# Toyota Auris or Mazda 3



## CMK (2 May 2007)

Have been looking at various cars and have narrowed it down to these two but cannot decide which is best.   We want a medium sized car which is reliable and will hold their value.  We currently have an Opel and will be trading in but dont want to buy another Opel - need a change.

Have no idea about cars but have been told the Japanese are most reliable.  Have looked at Honda as well but dont really like it!

thanks in advance!


----------



## Caveat (2 May 2007)

For reliability - definitley the Mazda.  AFAIK they have the particular distinction as being the most relaible marque ouside of their warranty period.  Toyota are good too but the Auris is not getting great test drive reviews. I'd say Mazda


----------



## RS2K (2 May 2007)

Of those The Mazda. Without a doubt. 

The Auris is a huge dissapointment.


----------



## CMK (2 May 2007)

thanks for those replies .....glad it was the Mazda ye both said as that was what we were leaning towards......will test drive both again at the weekend and decide then!

CMK


----------



## Caveat (2 May 2007)

Good luck with the drives - be interested to hear what you think.

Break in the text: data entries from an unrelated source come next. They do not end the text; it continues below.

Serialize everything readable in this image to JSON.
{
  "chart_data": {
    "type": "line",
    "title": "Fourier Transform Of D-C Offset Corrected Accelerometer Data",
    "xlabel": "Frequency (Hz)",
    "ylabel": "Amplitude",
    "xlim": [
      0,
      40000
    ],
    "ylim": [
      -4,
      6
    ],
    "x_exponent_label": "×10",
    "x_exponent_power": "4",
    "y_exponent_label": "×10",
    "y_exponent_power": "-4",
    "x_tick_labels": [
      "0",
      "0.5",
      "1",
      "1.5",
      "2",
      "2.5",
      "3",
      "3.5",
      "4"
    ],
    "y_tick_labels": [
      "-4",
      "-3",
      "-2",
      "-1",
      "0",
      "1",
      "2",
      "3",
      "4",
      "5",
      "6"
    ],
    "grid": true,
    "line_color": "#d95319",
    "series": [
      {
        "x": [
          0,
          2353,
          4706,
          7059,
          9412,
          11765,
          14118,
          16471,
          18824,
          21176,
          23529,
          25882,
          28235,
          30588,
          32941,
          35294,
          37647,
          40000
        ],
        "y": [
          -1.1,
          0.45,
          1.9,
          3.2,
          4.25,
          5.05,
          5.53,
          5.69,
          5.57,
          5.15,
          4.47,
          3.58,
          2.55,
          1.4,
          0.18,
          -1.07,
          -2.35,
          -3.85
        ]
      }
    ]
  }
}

For what it's worth, as far as looks go I think the Mazda by a mile.  I think most Toyotas are completely lacking in character (apart from maybe the Yaris) The mazda 3 has an interesting slightly retro look somehow...

Try this for more info

[broken link removed]


----------



## DOBBER22 (3 May 2007)

I'd go for the Mazda 3 saloon, seems to be a very good buy and looks great

[broken link removed]


----------



## Sunster (3 May 2007)

Mazda out of those two...but if I had to get a new Japanese car in that size, I'd wouldn't think twice and go for the Honda Civic


----------



## CMK (7 May 2007)

Just to get back and say we went for the Mazda 3 at the weekend as --Caveat said it was more interesting and has the slightly retro look!!  We just felt the Toyota Auris had no character and was slightly boring - tho' probably a very good car - i guess it went down to personal taste in the end.
Thanks for replies


----------



## Caveat (9 May 2007)

Good luck with the Mazda!

Am seriously considering a Mazda 3 as next car - although 'next' might be a while off...


----------



## bluethunder (11 May 2007)

I dont Know if i'm aloud do this but i'm trying to sell my mazda 3 for the last month if anybody is interested just serviced today.
http://www.carzone.ie/usedcars/index.cfm?fuseaction=car&carID=642496


----------



## tosullivan (11 May 2007)

I would have not chose either and went for a Focus, but good luck anyway


----------